Organizations needed to query multi-format documents with fast retrieval and contextual reasoning across different file types.
Developed full-stack RAG application with FastAPI and React.js. Implemented hybrid search pipeline using Pinecone and ChromaDB, reducing retrieval latency by 15% through optimized metadata filtering. Integrated Google Gemini API for contextual reasoning.
-15% retrieval latency for multi-format document queries with hybrid search.

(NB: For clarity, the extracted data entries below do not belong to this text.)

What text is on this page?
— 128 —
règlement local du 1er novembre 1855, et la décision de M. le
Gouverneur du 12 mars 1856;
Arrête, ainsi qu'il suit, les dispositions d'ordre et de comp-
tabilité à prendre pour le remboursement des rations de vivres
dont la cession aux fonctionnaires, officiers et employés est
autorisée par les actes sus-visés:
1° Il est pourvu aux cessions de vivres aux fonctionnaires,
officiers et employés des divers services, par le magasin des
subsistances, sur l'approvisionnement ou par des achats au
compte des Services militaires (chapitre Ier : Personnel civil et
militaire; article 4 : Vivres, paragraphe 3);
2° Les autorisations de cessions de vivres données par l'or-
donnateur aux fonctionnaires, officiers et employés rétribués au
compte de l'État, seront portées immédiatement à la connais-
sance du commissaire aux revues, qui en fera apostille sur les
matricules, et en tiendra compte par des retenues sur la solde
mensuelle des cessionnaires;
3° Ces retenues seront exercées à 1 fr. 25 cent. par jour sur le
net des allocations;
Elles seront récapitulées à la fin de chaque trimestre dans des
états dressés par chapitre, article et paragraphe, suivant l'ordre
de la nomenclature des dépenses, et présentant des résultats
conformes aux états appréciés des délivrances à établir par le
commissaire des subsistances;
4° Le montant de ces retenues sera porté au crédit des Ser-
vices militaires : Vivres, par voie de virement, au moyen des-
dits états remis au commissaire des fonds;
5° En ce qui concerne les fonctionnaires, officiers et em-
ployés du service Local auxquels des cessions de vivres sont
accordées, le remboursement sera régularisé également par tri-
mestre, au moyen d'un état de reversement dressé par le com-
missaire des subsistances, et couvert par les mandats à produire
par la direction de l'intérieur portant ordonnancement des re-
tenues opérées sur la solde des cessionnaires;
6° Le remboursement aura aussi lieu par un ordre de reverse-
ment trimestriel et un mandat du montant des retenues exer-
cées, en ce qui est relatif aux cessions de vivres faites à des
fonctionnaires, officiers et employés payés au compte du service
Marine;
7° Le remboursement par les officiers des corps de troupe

User-uploaded files (PDF, image, text) are routed through a file-type dispatcher — PyMuPDF for native PDFs, Tesseract OCR for scanned images. Extracted text is chunked with overlap and embedded via Google Gemini embeddings, stored in both Pinecone (cloud vector search) and ChromaDB (local hybrid retrieval). At query time, both stores are queried in parallel using asyncio, results merged with Reciprocal Rank Fusion, and the top-k chunks passed to Gemini for contextual answer generation.
Retrieval quality dominates RAG performance — a well-ranked retrieval pipeline with a smaller model beats a poorly-ranked one with a larger model every time. I also learned that hybrid search requires careful weight tuning per document type: the RRF weights that work well for legal PDFs don't generalize to technical diagrams or spreadsheets.